O melhor do romance-ensaio-filosófico de Tércia Montenegro é que ela constrói uma personagem que avança sobre os temores que rondam a expressão das mulheres sobre si mesmas e se essa expressão for a sexual, muitas vezes até as palavras ficam escassas. O que não acontece com Teresa. Farta de ideias, a linguagem salta no livro com naturalidade, bom humor, talhada para tornar o sexo sensorial, feito com o todo o corpo: tato, paladar, olfato, visão.
É neste espaço da escrita-fala que invade o corpo feminino sob o olhar atento de uma mulher que a estreante Betania Moura decidiu trafegar. Sua experiência em trabalhar com mulheres vem de longa data dirigindo grupos de estudos sobre arquétipos femininos baseados nos mitos da literatura grega. É autora de A roda das deusas – Deusa arquétipo do feminino. No entanto, confessa, que quando organizou seus textos para publicação, a crônica “Aquela que não tem nome” havia ficado no meio do livro.
A crônica mudou de lugar na coletânea e passou a recepcionar os leitores que ficam sabendo que, durante uma roda de conversa sobre as reflexões em torno do feminino, “Aquela que não tem nome” se pôs na conversa. Por que, praticamente, todas as partes do corpo têm seus nomes ditos e “ela” esconde-se em “apelidos, nomeações incompreensíveis, cheias de escárnios”? Se a maioria das crônicas que compõem “Anjos, buracos, pedras e moinhos” surgiram durante a pandemia, esta especificamente já havia sido escrita em outros tempos pré-pandêmicos.
“Confesso que fiquei receosa com o impacto que esse texto pudesse causar”, confessa Betânia.
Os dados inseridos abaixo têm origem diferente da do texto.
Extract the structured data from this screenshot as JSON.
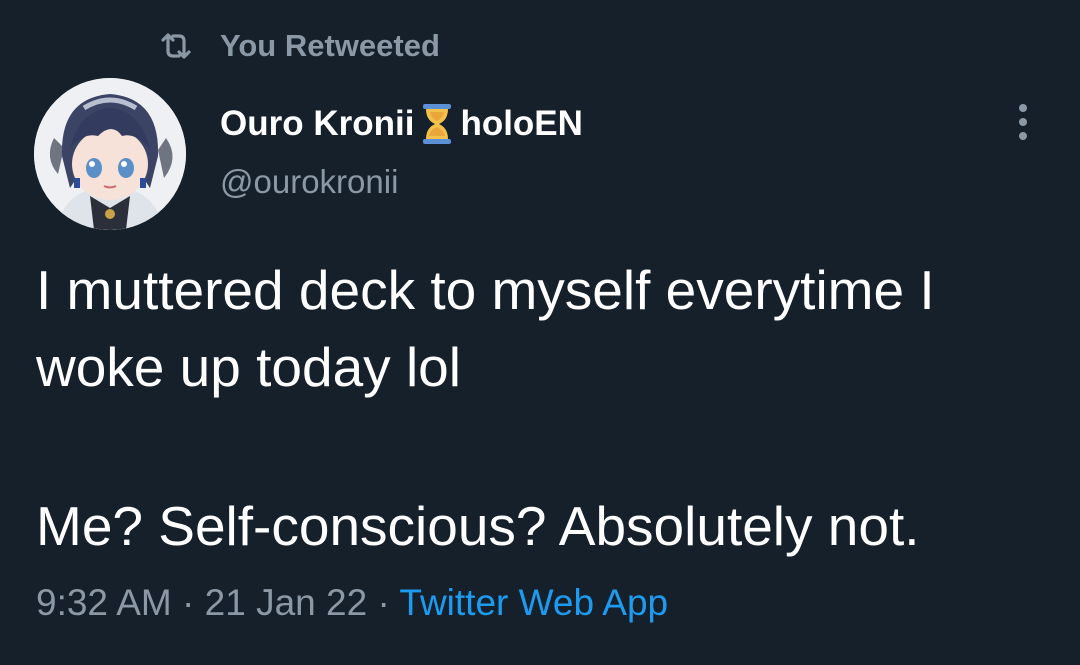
{
  "social_context": {
    "icon": "retweet-icon",
    "text": "You Retweeted"
  },
  "author": {
    "avatar_icon": "anime-character-avatar",
    "name_part1": "Ouro Kronii",
    "emoji": "hourglass-icon",
    "name_part2": "holoEN",
    "handle": "@ourokronii"
  },
  "menu": {
    "icon": "more-options-icon"
  },
  "tweet": {
    "line1": "I muttered deck to myself everytime I",
    "line2": "woke up today lol",
    "line3": "Me? Self-conscious? Absolutely not."
  },
  "meta": {
    "time": "9:32 AM",
    "sep1": " · ",
    "date": "21 Jan 22",
    "sep2": " · ",
    "source": "Twitter Web App"
  },
  "colors": {
    "background": "#15202b",
    "primary_text": "#ffffff",
    "secondary_text": "#8b98a5",
    "link": "#1d9bf0"
  }
}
Entre os receios estava o político. “Estamos vivendo um tempo retrógrado”, pontua a escritora de estreia da literatura com um livro de crônicas e o primeiro diálogo posto é com a “inominável”. O temor da linguagem se presentifica no texto: “Fogueiras, apedrejamento, calçadas, ruas, esquinas, becos povoados pelo medo. Somos nós, eu, você, menina, mulher, de outros tempos, do agora”.
Nas entrelinhas da crônica, uma história da palavra proibida. “É preciso escutar os sussurros dos ancestrais para acalentar o peito, aliviar a dor descabida com unguentos para a alma”, sugere a escritora no texto. Aos poucos, porém, a “Vulva” aparece: “Ave, axé, eia, saravá, eparreyoya, aloha”.
Ao longo da coletânea de crônicas que compõem a obra de Betania Moura, outras mulheres surgem como a Rosa, três filhos, copeira a vida inteira e uma aposentadora à espreita. O maior de sua vida era receber rosas. A memória da infância, a velhice à beira da vida. “Estou me apropriando dela – a velhice – sem negá-la”, afirma Betania, “mas também sem romantizar que a velhice é tão boa assim. Ela traz limites para o corpo”, afirma. Na mandala de textos, o leitor pode observar múltiplas experiências transformadas em linguagem seja a captada do tempo de agora, seja nas profundezas de uma memória que traz à tona flagrantes retratos da vida.